Bert’s investment page:

Without being redundant; I too began a position in Dynatrace a number of months ago; pre-Covid and have recently added to my starter position on strength.

With the permission of the author (i.e. Beth Kindig) I will summarize or paraphrase a number of points discussed in her write-up from late January '20. Based on the timing of the report, some of the information may be slightly dated, but perhaps you will find it informative.

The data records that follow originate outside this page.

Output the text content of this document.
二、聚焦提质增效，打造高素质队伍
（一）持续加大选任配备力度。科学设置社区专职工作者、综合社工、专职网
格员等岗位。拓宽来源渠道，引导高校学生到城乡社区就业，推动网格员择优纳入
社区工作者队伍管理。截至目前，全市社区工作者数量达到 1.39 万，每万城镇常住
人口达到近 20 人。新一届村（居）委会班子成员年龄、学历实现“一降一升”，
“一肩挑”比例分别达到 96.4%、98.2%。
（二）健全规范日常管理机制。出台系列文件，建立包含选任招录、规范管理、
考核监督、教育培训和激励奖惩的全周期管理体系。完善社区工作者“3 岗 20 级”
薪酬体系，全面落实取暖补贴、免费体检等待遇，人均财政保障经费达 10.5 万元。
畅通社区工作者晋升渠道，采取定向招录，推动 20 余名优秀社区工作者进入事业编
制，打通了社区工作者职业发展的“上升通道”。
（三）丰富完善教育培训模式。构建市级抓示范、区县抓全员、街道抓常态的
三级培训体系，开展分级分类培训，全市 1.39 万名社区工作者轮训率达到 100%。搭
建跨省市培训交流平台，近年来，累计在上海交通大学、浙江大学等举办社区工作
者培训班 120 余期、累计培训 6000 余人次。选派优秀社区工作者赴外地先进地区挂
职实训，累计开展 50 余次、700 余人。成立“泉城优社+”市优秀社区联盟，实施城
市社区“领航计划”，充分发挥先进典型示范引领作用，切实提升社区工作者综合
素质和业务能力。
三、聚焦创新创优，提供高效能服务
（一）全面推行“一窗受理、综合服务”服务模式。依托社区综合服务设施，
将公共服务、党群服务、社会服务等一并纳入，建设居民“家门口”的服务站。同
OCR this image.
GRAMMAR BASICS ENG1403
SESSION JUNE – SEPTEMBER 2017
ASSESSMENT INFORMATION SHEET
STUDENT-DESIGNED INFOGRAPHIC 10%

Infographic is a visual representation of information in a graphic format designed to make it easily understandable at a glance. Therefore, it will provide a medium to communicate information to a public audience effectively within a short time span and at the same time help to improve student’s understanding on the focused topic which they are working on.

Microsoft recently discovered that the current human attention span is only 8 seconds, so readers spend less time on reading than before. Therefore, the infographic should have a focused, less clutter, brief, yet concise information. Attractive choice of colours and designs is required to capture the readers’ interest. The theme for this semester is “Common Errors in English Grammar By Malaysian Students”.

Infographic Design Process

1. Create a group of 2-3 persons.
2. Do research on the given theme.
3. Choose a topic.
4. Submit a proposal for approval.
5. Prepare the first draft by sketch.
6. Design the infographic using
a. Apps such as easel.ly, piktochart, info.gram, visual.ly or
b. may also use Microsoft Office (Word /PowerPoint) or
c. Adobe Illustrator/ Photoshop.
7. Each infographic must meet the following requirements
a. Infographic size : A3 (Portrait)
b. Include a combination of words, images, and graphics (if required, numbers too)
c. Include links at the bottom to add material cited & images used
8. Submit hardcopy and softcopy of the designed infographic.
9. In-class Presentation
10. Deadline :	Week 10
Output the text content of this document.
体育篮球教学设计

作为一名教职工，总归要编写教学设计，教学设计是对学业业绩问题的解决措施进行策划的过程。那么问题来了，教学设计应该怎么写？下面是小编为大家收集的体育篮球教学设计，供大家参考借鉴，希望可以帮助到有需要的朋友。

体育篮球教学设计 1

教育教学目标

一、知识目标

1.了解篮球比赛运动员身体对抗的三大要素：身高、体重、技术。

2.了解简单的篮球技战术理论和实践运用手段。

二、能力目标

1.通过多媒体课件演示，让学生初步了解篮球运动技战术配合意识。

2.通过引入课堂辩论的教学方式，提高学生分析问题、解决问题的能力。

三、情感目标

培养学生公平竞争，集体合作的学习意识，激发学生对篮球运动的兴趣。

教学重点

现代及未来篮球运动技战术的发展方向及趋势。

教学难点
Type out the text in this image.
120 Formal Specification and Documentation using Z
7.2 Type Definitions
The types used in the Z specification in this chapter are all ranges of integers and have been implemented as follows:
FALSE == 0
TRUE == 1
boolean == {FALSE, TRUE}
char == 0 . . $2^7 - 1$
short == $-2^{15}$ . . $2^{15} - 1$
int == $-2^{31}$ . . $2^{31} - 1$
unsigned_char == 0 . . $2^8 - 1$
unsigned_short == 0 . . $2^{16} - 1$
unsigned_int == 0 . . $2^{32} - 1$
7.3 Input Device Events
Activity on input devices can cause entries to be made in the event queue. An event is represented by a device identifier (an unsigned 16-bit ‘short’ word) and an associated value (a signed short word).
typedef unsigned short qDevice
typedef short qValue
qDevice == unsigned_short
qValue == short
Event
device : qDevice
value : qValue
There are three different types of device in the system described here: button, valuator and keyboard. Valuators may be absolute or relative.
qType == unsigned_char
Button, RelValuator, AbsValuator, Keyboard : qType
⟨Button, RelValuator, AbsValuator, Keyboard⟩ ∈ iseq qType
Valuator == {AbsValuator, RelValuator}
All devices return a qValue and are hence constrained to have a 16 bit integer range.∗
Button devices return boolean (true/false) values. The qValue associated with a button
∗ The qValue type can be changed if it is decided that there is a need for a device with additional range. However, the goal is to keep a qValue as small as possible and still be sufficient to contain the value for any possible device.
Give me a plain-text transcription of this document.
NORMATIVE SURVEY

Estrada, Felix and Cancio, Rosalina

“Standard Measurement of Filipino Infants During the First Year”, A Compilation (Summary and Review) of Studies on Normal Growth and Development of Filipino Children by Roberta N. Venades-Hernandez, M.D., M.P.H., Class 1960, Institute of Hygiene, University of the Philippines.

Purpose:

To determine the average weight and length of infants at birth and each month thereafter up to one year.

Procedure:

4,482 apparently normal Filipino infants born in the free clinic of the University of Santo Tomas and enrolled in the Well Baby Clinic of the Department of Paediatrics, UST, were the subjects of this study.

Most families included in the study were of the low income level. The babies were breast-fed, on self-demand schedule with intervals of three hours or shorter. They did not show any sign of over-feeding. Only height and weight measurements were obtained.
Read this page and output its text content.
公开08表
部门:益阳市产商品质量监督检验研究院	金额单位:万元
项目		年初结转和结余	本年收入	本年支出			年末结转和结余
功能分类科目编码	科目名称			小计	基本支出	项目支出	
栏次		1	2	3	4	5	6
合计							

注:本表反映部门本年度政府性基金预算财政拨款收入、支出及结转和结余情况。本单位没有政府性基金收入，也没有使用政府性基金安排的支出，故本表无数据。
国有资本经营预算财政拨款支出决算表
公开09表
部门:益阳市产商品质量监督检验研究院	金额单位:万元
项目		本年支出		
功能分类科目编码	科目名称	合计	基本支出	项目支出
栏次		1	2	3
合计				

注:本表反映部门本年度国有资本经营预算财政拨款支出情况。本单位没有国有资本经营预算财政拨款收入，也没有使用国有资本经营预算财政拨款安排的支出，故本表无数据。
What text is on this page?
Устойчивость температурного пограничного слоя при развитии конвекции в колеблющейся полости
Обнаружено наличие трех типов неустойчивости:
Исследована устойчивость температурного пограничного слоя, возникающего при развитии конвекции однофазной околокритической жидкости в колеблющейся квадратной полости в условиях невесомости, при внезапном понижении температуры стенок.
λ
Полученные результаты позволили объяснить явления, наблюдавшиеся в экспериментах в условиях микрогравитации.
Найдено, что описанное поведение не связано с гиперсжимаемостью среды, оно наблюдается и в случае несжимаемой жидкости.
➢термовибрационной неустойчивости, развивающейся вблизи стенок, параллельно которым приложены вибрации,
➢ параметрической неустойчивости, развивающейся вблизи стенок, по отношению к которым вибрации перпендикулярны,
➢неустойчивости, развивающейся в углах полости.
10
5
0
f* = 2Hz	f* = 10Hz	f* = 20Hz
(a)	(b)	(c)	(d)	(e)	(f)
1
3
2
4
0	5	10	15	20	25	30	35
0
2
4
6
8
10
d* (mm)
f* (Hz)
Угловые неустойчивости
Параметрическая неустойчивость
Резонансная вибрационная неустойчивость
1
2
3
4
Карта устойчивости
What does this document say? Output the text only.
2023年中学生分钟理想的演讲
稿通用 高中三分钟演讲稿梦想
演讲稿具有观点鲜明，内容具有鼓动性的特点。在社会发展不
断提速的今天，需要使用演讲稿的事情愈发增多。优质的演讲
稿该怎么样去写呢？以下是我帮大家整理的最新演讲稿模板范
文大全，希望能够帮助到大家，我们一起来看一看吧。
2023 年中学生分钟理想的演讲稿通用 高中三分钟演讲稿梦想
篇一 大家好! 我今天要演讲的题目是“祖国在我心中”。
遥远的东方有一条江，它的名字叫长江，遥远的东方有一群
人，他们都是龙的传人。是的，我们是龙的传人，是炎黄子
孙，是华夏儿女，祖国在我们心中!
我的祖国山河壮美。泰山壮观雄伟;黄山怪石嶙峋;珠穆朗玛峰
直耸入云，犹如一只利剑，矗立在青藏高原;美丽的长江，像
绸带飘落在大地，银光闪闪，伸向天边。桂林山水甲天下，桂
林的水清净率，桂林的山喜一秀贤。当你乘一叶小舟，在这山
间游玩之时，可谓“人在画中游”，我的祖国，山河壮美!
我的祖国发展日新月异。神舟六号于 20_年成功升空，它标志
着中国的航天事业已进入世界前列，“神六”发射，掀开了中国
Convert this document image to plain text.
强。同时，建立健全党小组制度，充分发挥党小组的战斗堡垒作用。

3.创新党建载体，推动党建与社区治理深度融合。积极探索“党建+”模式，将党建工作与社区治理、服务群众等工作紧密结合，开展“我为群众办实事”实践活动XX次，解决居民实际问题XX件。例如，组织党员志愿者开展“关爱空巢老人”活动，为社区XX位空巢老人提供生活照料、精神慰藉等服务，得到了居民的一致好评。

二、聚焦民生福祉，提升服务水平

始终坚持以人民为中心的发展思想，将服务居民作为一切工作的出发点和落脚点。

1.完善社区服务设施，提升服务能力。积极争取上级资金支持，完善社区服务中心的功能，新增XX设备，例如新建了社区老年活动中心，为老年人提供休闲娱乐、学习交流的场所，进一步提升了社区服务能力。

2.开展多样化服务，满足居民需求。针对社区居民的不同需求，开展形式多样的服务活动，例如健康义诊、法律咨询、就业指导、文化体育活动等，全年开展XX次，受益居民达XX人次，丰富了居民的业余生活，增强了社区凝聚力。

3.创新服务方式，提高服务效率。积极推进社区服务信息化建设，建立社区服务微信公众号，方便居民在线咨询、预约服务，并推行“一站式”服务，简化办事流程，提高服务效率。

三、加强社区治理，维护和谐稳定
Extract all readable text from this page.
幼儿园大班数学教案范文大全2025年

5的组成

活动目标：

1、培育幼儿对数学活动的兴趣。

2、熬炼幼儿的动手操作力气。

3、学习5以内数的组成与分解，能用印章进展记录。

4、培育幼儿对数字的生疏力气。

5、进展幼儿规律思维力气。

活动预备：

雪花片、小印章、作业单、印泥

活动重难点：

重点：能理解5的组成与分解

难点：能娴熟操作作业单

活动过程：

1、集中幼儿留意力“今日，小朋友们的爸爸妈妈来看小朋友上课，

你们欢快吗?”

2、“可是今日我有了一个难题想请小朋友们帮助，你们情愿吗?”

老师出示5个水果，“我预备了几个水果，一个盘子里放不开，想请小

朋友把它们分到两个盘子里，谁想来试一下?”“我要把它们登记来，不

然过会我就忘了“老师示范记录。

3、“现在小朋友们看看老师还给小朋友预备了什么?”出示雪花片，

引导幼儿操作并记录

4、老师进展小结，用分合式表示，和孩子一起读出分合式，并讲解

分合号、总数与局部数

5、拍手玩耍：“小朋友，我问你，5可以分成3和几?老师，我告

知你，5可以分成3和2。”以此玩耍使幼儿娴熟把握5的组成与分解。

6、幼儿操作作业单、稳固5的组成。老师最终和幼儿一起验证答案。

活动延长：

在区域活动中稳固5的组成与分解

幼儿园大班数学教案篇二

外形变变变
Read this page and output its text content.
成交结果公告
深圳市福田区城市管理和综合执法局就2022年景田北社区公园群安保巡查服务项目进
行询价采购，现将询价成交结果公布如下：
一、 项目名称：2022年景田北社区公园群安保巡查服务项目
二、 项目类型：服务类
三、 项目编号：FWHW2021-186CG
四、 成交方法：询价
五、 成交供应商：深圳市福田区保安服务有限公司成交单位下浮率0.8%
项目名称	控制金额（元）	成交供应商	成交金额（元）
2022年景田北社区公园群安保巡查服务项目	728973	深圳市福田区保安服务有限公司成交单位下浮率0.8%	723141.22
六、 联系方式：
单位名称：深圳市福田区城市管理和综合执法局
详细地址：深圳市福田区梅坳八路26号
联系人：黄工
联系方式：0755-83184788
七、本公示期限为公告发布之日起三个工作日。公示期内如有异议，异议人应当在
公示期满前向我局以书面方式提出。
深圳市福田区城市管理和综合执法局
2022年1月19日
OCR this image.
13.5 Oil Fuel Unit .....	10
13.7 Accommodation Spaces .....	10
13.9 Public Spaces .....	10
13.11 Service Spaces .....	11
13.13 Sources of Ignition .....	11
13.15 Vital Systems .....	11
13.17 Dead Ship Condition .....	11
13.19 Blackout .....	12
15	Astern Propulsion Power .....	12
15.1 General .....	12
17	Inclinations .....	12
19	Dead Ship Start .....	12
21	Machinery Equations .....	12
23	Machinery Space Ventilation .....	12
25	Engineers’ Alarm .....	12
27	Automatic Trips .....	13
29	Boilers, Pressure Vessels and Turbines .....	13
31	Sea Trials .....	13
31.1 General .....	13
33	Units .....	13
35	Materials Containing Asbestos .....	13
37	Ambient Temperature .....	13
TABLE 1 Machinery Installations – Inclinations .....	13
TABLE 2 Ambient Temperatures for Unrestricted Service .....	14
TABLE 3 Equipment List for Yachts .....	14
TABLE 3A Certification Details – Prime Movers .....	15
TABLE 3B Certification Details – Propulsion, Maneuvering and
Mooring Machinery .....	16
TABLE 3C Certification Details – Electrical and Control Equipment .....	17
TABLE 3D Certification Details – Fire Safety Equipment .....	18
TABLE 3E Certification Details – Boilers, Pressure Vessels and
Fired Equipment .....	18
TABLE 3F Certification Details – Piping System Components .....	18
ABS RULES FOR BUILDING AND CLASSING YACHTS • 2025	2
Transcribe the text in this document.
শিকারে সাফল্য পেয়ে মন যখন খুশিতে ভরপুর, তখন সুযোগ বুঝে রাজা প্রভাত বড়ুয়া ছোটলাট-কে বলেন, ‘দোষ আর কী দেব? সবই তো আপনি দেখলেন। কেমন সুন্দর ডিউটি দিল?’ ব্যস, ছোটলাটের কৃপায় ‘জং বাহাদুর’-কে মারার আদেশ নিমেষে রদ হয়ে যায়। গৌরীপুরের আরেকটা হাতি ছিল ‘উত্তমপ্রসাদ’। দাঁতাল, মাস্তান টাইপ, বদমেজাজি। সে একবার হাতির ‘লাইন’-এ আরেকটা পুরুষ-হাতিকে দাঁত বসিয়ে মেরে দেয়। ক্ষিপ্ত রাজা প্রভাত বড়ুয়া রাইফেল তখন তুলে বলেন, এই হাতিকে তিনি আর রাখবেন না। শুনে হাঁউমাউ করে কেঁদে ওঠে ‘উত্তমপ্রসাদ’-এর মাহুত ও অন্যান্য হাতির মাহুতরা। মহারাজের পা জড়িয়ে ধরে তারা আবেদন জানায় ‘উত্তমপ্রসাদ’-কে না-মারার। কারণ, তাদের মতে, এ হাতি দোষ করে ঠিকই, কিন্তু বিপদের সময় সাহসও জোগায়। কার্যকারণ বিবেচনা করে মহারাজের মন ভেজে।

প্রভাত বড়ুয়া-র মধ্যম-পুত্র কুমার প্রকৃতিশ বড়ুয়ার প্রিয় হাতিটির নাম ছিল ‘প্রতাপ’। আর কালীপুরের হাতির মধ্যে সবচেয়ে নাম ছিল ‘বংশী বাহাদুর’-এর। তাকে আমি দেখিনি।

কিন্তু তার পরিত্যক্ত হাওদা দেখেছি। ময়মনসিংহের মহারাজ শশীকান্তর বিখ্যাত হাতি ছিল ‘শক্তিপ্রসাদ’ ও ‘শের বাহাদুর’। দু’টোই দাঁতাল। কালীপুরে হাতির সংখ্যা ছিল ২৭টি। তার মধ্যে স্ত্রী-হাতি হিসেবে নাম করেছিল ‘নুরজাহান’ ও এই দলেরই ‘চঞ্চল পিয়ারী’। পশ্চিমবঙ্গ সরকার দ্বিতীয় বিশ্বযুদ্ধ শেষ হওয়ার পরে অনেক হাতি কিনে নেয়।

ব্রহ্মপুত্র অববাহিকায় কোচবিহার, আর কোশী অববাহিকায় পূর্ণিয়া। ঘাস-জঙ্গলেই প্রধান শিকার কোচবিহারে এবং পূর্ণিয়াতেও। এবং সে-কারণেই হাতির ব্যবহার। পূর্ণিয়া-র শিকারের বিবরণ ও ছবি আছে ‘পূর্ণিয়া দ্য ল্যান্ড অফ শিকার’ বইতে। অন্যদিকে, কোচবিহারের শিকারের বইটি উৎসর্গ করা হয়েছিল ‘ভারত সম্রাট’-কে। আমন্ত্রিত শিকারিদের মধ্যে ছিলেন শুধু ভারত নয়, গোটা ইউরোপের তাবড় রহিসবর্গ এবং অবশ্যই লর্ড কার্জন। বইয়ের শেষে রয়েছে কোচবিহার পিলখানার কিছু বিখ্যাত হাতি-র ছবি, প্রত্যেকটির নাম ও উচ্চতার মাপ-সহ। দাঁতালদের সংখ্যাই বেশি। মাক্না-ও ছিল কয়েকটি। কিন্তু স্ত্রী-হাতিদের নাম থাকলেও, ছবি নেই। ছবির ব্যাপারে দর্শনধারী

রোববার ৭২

Obviously, we all look at dated items such as this report through our “Pre-Covid” and “Post-Covid” glasses.

**Dynatrace (DT)**

- Dynatrace launched in 2006; purchased by Compuware in 2011; a private equity firm (Thomas Bravo) bought 
  Compuware in 2014 and spun off Dynatrace as a private company after merging it with Keynote, then went 
  public in August '19 and price pulled back in December '19 when Thomas Bravo should share down from 71% 
  ownership to 61%. 
- Premium Application Performance Management (APM) software company
- Product geared towards AI powered analytics, self-learning AI, real-time discovery, automated problem 
  remediation, use of AI chatbots
- As of 2018; claims to have 8.8% of APM market behind Cisco AppDynamics (11.2%) and New Relic (10.3%); 
  (*HMC: I Googled in an effort to find more recent data; no luck.*)
- Offering an all-in-one cloud platform sold as a package rather than separate modules; Real time 
  topology (*HMC: No idea, had to Google this term*), AI algorithms to monitor applications, 
  infrastructure and business operations.
- DT calling card is Full-stack observability for a comprehensive approach to business observability
- Main revenue growth driver is full-stack cloud monitoring platform; representing 80% of ARR, up from 
  only 39% of ARR a year ago(*HMC: I'm okay with math so I think I can say that is a 105% increase* 
- Subscriptions and services combine for 98% of revenue; licensing is 2%
- Subscription transition is positively impacting operating margins.  Non-GAAP Operating Margin 
  comparisons = Q1 2019 13%, Q1 2020 22%, Q 22020 23%
- Focused on large enterprise accounts; greater than $750M Annual Revenue, results in average account 
  totalling more than $200K ARR per customer.
- Sponsored case study showed Dyntrace returns up to 311% ROI over 3 years, 6 month payback
- Dynatrace product roadmap utilizes multi-cloud and hybrid cloud using AI to perform analysis faster
- Dynatrace is positioned to take advantage of the growth in hybrid cloud
- At the time of report, Dynatrace was reporting 23% Operating Margins, Non-GAAP profitability of EPS 
  $0.06, with negative GAAP EPS -$1.58, total revenue growth of 27% YoY, with ARR increasing 44%

The question to play out for Dynatrace is whether or not the subscription growth is going to pick up the overall revenue growth moving forward and will the Dynatrace full-stack platform be the engine that transforms Dynatrace from a licensing model to a subscription model.  At this point, a good sign is that the dollar based net retention rate is 140%, which has been increasing as Dynatrace continues its pivot to the cloud.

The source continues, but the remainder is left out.